Vampires

Or is it a fascination with the immortality of the undead?

La bambola si innamorò dei vampiri la prima volta che lesse "Dracula" di Bram Stoker. Era una bambola ancora giovane, ancora in garanzia.
Il cinema e la letteratura ci ha saturato di succhia-sangue fino all'inverosimile, arrivando alle estreme conseguenze di far subire loro un'evoluzione per cui non temono la luce del sole.
E mettete giù il telefono che lo so che state già chiamando Blade. Ma non è colpa di Stephenie Meyer. Oh, quante colpe ha quella femmina ma non le ha tutte, non illudetevi. Perché se rendere i vampiri vegetariani è un abominio perpetrato sicuramente sulle due righe in cui Lestat si nutre di topastri in Louisiana, a togliere il pericolo del sole ci avevano già pensato in tanti, non ultimi la congrega Ordo Dracul di Vampires: Requiem e "Underworld: Evolution".

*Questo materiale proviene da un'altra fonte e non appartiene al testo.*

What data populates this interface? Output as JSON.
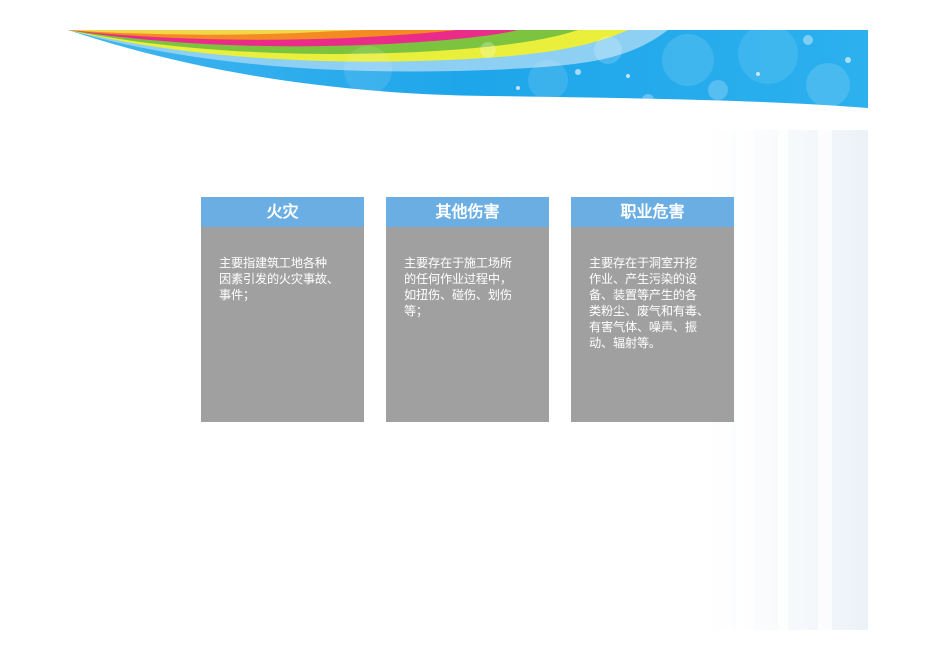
{
  "cards": [
    {
      "title": "火灾",
      "body": "主要指建筑工地各种\n因素引发的火灾事故、\n事件；"
    },
    {
      "title": "其他伤害",
      "body": "主要存在于施工场所\n的任何作业过程中，\n如扭伤、碰伤、划伤\n等；"
    },
    {
      "title": "职业危害",
      "body": "主要存在于洞室开挖\n作业、产生污染的设\n备、装置等产生的各\n类粉尘、废气和有毒、\n有害气体、噪声、振\n动、辐射等。"
    }
  ],
  "colors": {
    "header": "#6aaee3",
    "card_body": "#a0a0a0",
    "text": "#ffffff",
    "banner_blue": "#1aa3e6"
  }
}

Il motivo del successo di quattro film. Ok, tre.
Ma Rhona Mitra non la si butta via.

Il vampiro nel XIX secolo era una figura che ispirava terrore. Perché era forte, perché si aggirava nel buio come un predatore, perché si nutriva di ciò che dà la vita a un essere umano: il sangue.
Pallidi, spesso di sembianze orribili (vale per gli uomini: le spose di Dracula sono sempre state gnocche, sin dagli inizi).

Dracula
I vampiri traggono origine dalle leggende popolari dei Balcani e grazie a Bram Stoker si identificano in un mitico capostipite, sagomato sulle sembianze di Vlad III, voivoda di Valacchia, detto Tepesh ossia l'Impalatore, metodo di tortura imparato durante la prigionia turca.
Il padre, Vlad II, faceva parte dell'Ordo Draconis, "Ordine del Drago", e veniva chiamato Dracul, ossia "Diavolo". Questo fece di Vlad III il figlio del diavolo, appellato dai turchi come Principe Impalatore.
Nonostante sia probabile che si sia esagerato molto nel delinearne la figura, che dalla storia sfocia ampiamente nel mito, non era diverso dai monarchi e nobili dell'epoca che, va ricordato, avevano diritto di vita e di morte sul volgo.
Le torture perpetrate da sovrani e dalla religione non si contano (basti pensare a che bagno di sangue diventerà l'Inquisizione spagnola).
Filtrato dalle lenti della storia, Vlad non era niente più di ciò che molti altri furono. Lui ha la "fortuna" di essere stato ripescato da Stoker che ne ha fatto un'icona con i lunghi canini.
Nel romanzo Dracula varca il mare per giungere a Londra, da dove inizierà la spietata caccia di Abraham Van Helsing.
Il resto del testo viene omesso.